This is an example of a receipt classifier using the LinearSVC supervised learning algorithm. The application uses Tesseract OCR to scan receipt images for text, and uses the occurrence each unicode character code as a parameter in LinearSVC.
- algorithm: the algorithm to use, one of LinearSVM, GaussianNB, RandomForest, SGD
- penalty: the penalty parameter passed to LinearSVM, which reduces overfitting as it decreases
- tolerance: the algorithm stopping tolerance passed to LinearSVM, which trades computation time for better accuracy as it approaches 0
- min_n_gram / max_n_gram: the min / max n to use in counting features, which treats all n consecutive characters as a feature for min_n_gram <= n <= max_n_gram
- token_pattern: the regex to use in selecting words, defaults to single characters
To train the application, set the training_data
value in the config.json
to an array of [glob, classification]
values.
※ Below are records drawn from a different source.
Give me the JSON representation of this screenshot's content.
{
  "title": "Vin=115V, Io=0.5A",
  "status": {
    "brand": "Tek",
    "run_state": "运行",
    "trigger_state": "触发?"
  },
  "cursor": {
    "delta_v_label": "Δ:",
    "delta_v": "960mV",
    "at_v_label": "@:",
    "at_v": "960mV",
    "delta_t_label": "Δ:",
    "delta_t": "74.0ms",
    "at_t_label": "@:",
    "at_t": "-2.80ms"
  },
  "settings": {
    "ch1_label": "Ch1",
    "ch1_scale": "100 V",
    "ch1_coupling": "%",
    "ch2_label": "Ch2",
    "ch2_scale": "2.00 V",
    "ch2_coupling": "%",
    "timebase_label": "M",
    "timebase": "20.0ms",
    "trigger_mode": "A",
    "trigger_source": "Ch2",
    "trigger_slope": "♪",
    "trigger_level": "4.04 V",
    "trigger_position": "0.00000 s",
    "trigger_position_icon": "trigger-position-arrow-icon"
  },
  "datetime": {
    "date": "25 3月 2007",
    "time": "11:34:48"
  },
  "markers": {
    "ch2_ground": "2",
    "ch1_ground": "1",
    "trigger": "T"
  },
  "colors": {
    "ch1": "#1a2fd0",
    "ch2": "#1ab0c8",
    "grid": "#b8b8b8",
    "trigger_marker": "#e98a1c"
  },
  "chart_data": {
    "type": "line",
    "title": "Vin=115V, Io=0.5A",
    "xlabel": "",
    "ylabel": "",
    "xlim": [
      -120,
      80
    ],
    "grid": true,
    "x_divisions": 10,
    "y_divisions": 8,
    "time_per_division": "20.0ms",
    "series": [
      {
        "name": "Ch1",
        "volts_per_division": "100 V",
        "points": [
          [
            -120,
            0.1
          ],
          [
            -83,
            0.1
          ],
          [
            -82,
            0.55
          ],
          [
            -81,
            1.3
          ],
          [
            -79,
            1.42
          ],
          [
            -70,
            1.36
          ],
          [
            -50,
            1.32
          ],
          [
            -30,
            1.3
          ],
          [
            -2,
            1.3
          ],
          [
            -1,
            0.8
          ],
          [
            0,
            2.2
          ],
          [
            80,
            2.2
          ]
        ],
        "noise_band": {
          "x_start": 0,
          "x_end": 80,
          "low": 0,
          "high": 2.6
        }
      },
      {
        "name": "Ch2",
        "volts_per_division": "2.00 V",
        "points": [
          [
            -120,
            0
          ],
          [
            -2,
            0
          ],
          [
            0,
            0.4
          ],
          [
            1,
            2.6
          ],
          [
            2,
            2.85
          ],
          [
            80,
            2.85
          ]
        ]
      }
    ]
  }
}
Glob is a glob of image files to parse, and classification is 1 if the glob is a set of taxi receipts, 0 otherwise.
To test the accuracy of the training, configure a test data set similar to the training data set above by setting the test_data
value in the config.json
.
To classify a receipt or set of receipts, call main.py
with a file or glob.
- Tesseract OCR 3.2 or greater
- numpy
- scipy
- scikit-learn
This is technically an implementation of both n-gram and bag of words. Both n in the n-gram algorithm and the word regex token can be configured in the config.json. The default is n = 1, word = /\S/.
The application also supports several other algorithms in the scikit learn module: Gaussian Naive-Bayes, Stochastic Gradient Descent, Random Forest. However, these were added mostly for quick testing. They have not been configured or optimized, and the results were vastly inferior to LinearSVM, as expected.